Eppure al quadro d’insieme manca ancora qualcosa, qualcosa che viene come un’aggiunta in
più, conferendo all’opera quell’equilibrio che gli accorda i colori di una sorta di felicità: è la sua
religiosità, una religiosità da povero di spirito.
L’opera è colta così come l’annodamento e la risultante di più posizioni soggettive. E si rivela
essere un luogo eletto per dimostrare la vera natura della sublimazione nell’opera d’arte.
L’opera di Lewis Carroll non è dunque da leggere come un sogno, come una formazione da
interpretare, come un sintomo ordito dal fantasma di una persona disturbata, ma come qualcosa che
funziona, e funziona bene. Funzionamento che gli è, a lui, a Lewis Carroll, del tutto singolare.
Capisco in questo modo la frase che fa da esordio all’intervento di Lacan: nell’opera di Lewis
Carroll “si scopre che senza uso di alcun disturbo si può produrre disagio, ma che da questo disagio
scaturisce una gioia singolare”. Non è necessario infatti ricorrere al disturbo psichico perché ci sia
quel disagio che comunemente chiamiamo sintomo. Poiché il sintomo è quel disfunzionamento che
è particolare a ogni essere che parla. E un disfuzionamento che si caratterizza come un caso,
particolare a ciascuno, di un disagio generalizzato: Disagio della civiltà, disse Freud. Ora, ciò che la
psicoanalisi insegna è che da questo sintomo, da questo disagio, particolare a ciascuno, può
scaturire qualcosa che non è più disfunzionante ma, al contrario, che è veramente ciò che funziona
per un soggetto, e che gli è talmente singolare che Lacan, in un altro testo, arriva a connotarlo con il
nome di destino. Il sintomo è elevato così a paradigma - a sinthome per usare una grafia cara a
Lacan molti anni dopo - con la proprietà di annodare in modo inedito l’immaginario, il simbolico e
il reale di un soggetto. Diversamente dal sintomo che è quel particolare che è disagio, il sinthome è
quel singolare che è gioia. Gioia per il soggetto, certo. Ma a causa del suo annodamento singolare,
esso produce un effetto di creazione, e acquista così un valore universale.

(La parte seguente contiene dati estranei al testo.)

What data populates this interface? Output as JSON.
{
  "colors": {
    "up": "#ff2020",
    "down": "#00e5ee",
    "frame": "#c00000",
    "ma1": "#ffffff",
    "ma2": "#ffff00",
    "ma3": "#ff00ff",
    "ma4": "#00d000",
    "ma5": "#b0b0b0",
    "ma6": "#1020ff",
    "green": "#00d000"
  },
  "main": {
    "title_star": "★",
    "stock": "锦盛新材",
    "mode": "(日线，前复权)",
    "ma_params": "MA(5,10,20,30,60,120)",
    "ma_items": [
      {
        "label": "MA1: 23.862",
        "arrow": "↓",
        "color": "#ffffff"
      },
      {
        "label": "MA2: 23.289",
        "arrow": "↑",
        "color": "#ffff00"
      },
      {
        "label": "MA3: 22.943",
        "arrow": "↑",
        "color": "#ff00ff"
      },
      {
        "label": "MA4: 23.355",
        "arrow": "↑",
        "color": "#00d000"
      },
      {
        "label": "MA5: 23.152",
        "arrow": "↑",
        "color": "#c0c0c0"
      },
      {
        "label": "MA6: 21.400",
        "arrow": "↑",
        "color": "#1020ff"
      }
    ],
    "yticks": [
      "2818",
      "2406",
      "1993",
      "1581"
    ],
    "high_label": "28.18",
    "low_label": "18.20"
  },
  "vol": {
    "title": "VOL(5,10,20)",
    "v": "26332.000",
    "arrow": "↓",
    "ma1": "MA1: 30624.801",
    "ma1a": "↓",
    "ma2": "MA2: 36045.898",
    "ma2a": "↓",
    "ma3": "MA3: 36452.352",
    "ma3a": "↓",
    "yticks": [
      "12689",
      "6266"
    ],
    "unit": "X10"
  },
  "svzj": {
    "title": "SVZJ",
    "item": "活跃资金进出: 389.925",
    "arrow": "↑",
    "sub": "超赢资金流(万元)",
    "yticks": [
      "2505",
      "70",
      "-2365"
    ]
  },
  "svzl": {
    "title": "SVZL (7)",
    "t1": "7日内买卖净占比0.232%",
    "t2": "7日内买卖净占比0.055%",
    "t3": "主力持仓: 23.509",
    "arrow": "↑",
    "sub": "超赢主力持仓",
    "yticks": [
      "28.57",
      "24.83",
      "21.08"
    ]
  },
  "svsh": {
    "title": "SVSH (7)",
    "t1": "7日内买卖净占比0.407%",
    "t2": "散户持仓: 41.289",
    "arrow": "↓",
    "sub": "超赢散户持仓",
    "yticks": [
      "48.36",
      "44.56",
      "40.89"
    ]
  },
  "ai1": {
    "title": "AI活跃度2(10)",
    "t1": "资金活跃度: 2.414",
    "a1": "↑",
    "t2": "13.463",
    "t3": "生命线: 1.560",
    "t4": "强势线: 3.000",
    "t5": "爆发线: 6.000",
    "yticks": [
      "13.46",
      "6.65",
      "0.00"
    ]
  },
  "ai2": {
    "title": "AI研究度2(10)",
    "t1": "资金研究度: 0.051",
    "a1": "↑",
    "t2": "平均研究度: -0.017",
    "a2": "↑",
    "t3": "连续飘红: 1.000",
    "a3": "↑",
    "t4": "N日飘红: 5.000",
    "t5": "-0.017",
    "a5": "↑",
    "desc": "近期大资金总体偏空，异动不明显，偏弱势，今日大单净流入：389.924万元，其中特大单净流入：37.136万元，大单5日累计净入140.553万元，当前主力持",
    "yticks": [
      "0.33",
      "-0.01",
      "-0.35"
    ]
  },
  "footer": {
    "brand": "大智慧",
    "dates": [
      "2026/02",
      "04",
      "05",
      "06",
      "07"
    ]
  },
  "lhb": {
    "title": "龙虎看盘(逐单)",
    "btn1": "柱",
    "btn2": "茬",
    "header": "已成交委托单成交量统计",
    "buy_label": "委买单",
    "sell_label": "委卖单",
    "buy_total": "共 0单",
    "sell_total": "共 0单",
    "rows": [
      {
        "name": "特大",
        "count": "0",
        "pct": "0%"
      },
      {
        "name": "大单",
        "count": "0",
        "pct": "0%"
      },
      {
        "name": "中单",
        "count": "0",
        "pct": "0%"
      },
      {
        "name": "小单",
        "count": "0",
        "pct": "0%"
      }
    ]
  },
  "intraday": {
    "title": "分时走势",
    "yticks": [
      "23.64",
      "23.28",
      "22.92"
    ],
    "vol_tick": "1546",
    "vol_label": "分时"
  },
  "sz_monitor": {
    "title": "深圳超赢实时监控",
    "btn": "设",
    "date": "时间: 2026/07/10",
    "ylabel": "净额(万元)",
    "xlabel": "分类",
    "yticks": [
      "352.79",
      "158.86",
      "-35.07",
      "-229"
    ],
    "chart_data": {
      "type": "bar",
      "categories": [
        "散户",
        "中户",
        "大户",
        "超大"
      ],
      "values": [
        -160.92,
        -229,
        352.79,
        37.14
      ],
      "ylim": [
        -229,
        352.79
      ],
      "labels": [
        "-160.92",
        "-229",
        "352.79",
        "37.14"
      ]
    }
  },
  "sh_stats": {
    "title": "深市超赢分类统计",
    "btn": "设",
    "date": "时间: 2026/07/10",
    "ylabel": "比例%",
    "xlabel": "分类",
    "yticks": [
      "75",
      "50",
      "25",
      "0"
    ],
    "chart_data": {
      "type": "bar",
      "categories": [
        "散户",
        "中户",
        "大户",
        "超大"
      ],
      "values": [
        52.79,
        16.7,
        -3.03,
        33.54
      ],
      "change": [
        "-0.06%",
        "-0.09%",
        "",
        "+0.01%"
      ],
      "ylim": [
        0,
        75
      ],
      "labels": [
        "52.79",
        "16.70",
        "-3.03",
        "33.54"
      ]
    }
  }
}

Quest’opera tocca tutti, dice Lacan. Tuttavia non ci tocca nell’universale del senso, ma ci
tocca tutti, uno per uno. Il singolare non si generalizza nel mondo indistinto del tutto, ma si
universalizza in un infinito aperto che è quello della creazione e dell’invenzione che è dell’ordine
del non-tutto.
Questo numero della rivista propone inoltre ai lettori la seconda e ultima parte dei lavori sulla
pratica lacaniana che il Comitato di Azione della Scuola Una aveva preparato per il Congresso
dell’Associazione Mondiale di Psicoanalisi, tenuto nel mese di agosto scorso in Brasile. Il testo di
Jacques-Alain Miller sull’erotica del tempo illustra in modo preciso ed esauriente uno degli aspetti
più importanti della pratica clinica nell’insegnamento di Lacan.